We consider error-correction coding schemes for adversarial wiretap channels (AWTCs) in which the channel can a) read a fraction of the codeword bits up to a bound $r$ and b) flip a fraction of the bits up to a bound $p$. The channel can freely choose the locations of the bit reads and bit flips via a process with unbounded computational power. Codes for the AWTC are of broad interest in the area of information security, as they can provide data resiliency in settings where an attacker has limited access to a storage or transmission medium. We investigate a family of non-linear codes known as pseudolinear codes, which were first proposed by Guruswami and Indyk (FOCS 2001) for constructing list-decodable codes independent of the AWTC setting. Unlike general non-linear codes, pseudolinear codes admit efficient encoders and have succinct representations.
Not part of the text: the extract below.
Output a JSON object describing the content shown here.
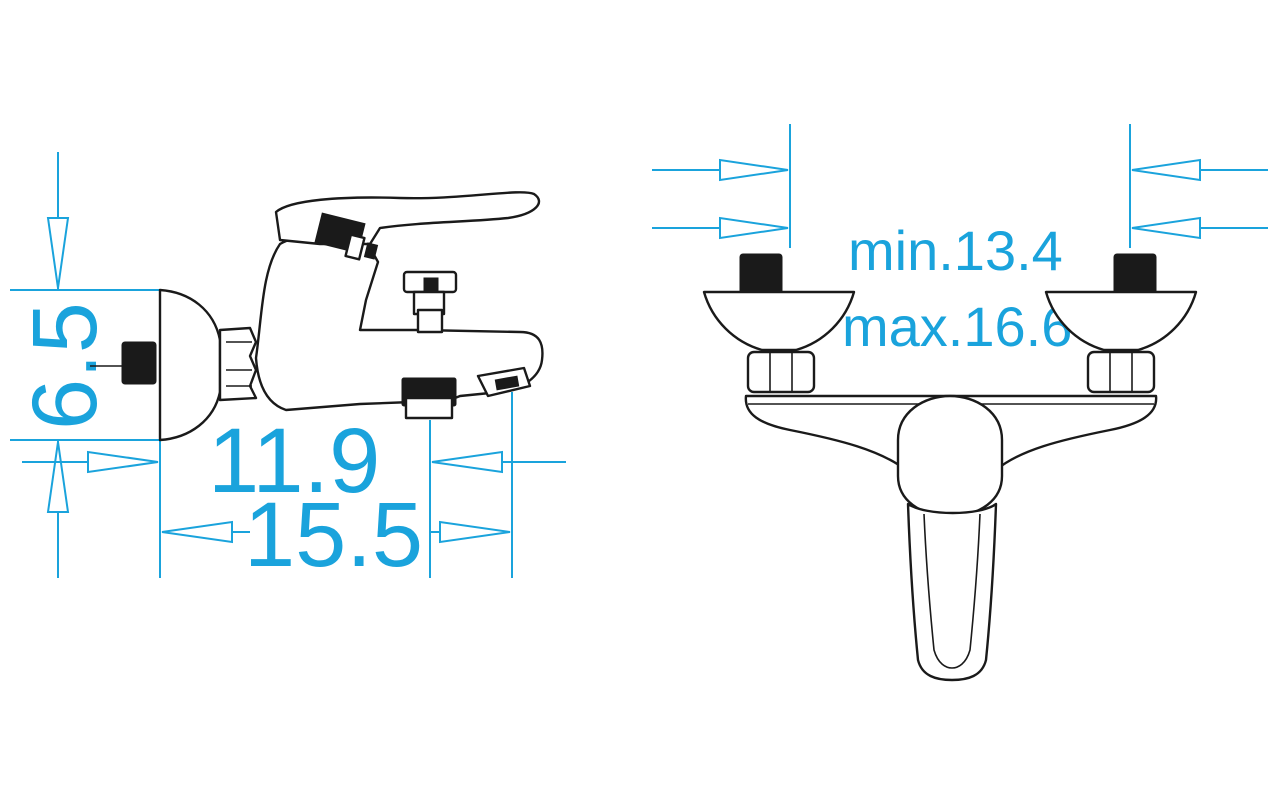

We focus on unique decoding and show that random pseudolinear codes can achieve rates up to the binary symmetric channel (BSC) capacity $1-H_2(p)$ for any $p,r$ in the less noisy region: $p<1/2$ and $r<1-H_2(p)$ where $H_2(\cdot)$ is the binary entropy function. Thus, pseudolinear codes are the first known optimal-rate binary code family for the less noisy AWTC that admit efficient encoders. The above result can be viewed as a derandomization result of random general codes in the AWTC setting, which in turn opens new avenues for applying derandomization techniques to randomized constructions of AWTC codes. Our proof applies a novel concentration inequality for sums of random variables with limited independence which may be of interest as an analysis tool more generally.